Company-Specific AI

  • Your knowledge accessible — Docs, policies, steps become searchable through tight retrieval.
  • Your data stays governed — Labeling, keep, and access control maintained.
  • Outputs are audit-fit — All AI interactions logged and traceable.
  • Matched with risk posture — Controls match your team's risk tolerance.

The split between a stock public AI and a firm-grade system is not just about input privacy. It is about fit and trust. A stock model gives broad answers. A firm-grade system gives answers tied to your real steps, vendor base, asset setups, and ops past. For rule-bound teams, that fit also means outputs can be traced to a known, audit-fit source. The source takes the place of a black-box training set.

Predictive Systems for Energy Infrastructure

We design prediction systems that reduce unplanned downtime. They forecast failures and find early risk signals. This lets ahead-of-time upkeep and smarter spare-part planning.

Typical Inputs

  • Asset telemetry / sensor signals (SCADA, tracking, logs)
  • Weather and eco signals.
  • Upkeep history + work orders.
  • Quality and service KPIs (failures, MTTR, response times)

Typical Outputs

  • Failure probability and time-to-failure estimates.
  • Upkeep recommendations and prioritized work orders.
  • Outage risk predictions and "where to look first" guidance.
  • Explainable dashboards for ops, engineering, and control.

Project Deliverables

  • Data readiness assessment (quality, completeness, safety)
  • Model starting point + review plan (accuracy, false positives, biz impact)
  • MLOps plan: tracking, drift finding, retraining cadence.
  • Ops link-up: alerts, dashboards, ticket auto-work.

Business Impact

  • Reduced unplanned downtime.
  • Optimized spare-part planning.
  • Ahead-of-time upkeep scheduling.
  • Proof-based resource allocation.

Company-Internal LLMs + Procurement Predictions

A tight in-house assistant that answers "how do we do X?" from policies and docs. It can also support procurement with proof-based insights (demand signals, supplier risk, purchase planning).

Two-Layer Architecture

  1. Knowledge Layer (RAG) — for unstructured docs (steps, PDFs, contracts, e-mails)
  2. Prediction Layer (ML) — for forecasting (demand, lead times, risk signals) where set data exists.

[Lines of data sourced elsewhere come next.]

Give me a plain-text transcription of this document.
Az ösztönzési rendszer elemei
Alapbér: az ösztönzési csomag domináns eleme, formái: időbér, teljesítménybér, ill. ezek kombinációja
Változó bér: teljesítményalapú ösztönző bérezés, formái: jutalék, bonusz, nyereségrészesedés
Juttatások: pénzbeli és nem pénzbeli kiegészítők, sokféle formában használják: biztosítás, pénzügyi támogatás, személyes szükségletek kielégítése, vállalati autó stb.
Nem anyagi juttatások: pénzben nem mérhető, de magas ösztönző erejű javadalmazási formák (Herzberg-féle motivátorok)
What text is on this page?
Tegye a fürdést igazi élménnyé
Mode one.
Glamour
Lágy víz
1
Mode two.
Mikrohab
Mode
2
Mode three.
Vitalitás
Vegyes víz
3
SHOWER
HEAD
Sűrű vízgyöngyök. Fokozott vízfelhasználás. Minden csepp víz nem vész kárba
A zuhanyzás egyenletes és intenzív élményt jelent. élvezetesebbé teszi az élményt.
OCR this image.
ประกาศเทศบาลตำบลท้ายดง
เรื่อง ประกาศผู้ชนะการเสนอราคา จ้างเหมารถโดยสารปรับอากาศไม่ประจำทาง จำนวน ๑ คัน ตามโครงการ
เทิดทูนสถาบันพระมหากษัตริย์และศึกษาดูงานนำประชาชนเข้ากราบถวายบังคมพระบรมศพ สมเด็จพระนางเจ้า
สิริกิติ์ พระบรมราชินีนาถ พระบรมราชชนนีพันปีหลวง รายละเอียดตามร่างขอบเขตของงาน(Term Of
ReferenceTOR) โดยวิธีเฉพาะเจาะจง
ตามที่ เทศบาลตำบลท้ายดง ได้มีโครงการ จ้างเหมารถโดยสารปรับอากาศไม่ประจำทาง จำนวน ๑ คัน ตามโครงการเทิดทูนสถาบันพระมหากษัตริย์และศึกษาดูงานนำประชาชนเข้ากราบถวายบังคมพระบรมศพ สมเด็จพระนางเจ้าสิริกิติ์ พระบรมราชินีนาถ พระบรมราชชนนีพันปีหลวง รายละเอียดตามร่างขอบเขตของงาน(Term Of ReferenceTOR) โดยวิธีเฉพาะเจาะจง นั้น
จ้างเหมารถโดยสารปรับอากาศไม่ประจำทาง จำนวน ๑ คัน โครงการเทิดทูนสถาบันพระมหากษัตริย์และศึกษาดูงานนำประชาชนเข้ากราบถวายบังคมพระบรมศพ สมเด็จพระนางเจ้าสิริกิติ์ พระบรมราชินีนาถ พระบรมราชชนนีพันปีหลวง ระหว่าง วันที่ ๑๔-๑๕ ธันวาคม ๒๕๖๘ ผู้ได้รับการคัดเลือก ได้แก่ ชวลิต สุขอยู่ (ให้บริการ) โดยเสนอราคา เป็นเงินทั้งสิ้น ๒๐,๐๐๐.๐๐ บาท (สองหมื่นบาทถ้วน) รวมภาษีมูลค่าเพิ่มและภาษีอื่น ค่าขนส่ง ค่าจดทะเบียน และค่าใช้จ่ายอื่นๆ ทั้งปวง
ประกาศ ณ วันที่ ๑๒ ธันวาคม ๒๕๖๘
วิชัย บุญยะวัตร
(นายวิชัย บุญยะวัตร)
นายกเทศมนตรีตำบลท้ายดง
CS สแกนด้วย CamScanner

Knowledge Layer Deliverables

  • Data labeling and access model (who can see what, by default)
  • Knowledge ingestion pipeline (ownership, update cadence, audit trail)
  • Prompt + output standards (format, citations, escalation rules)

Prediction Layer Deliverables

  • Feature engineering from historical signals.
  • Forecasting model plan (features, review, ops KPIs)
  • Link-up with procurement workflows.

What We've Built

Predictive Maintenance for Solar Parks

ML-based predictive upkeep system developed in a research cooperation (2020). Pattern finding and failure forecasting for asset ops.

Case Study. Machine Learning. Research.
View Case Study →.

AI-Supported Decision Models

Decision support systems for engineering decision-making with explainable AI outputs and audit trails.

Decision Support. Engineering. Explainable AI.

Governance-First ML/LLM Approach

Data Minimization

GDPR-matched data handling with purpose limitation. Only needed data used for model training and inference.

Model & Prompt Risk Controls

Risk assessment for model selection, prompt engineering guardrails, and output checks.

Logging & Monitoring

Full logging of all AI interactions, speed tracking, and anomaly finding.

Clear Responsibility

RACI matrix for AI ops, incident response steps, and escalation paths.

When this is the right fit: Firm-grade LLMs and forecast ML fit when a team has built up set ops data. Sensor logs. Upkeep history. Buying records. Deal logs. The goal is to move from look-back reports to ahead-of-time data-driven calls. They also fit when teams spend big time searching in-house docs, steps, or rules. A tight in-house knowledge bot cuts that load. Data rules stay in force.

What this doesn't replace: Forecast ML and in-house LLMs do not replace the team's source data quality work. Nor master data control. Nor ops steps. A model is only as good as the data it learns from. Poor, partial, or odd past data will cap forecast skill, no matter how slick the model. So a data-readiness check is a must-have, not an option. This work covers model design, build-out, and rules. Day-to-day MLOps, model hosting, and live support are split ops duties.

Interested in predictive AI or custom LLMs?

Book a call to explore how AI can work with your specific data and needs.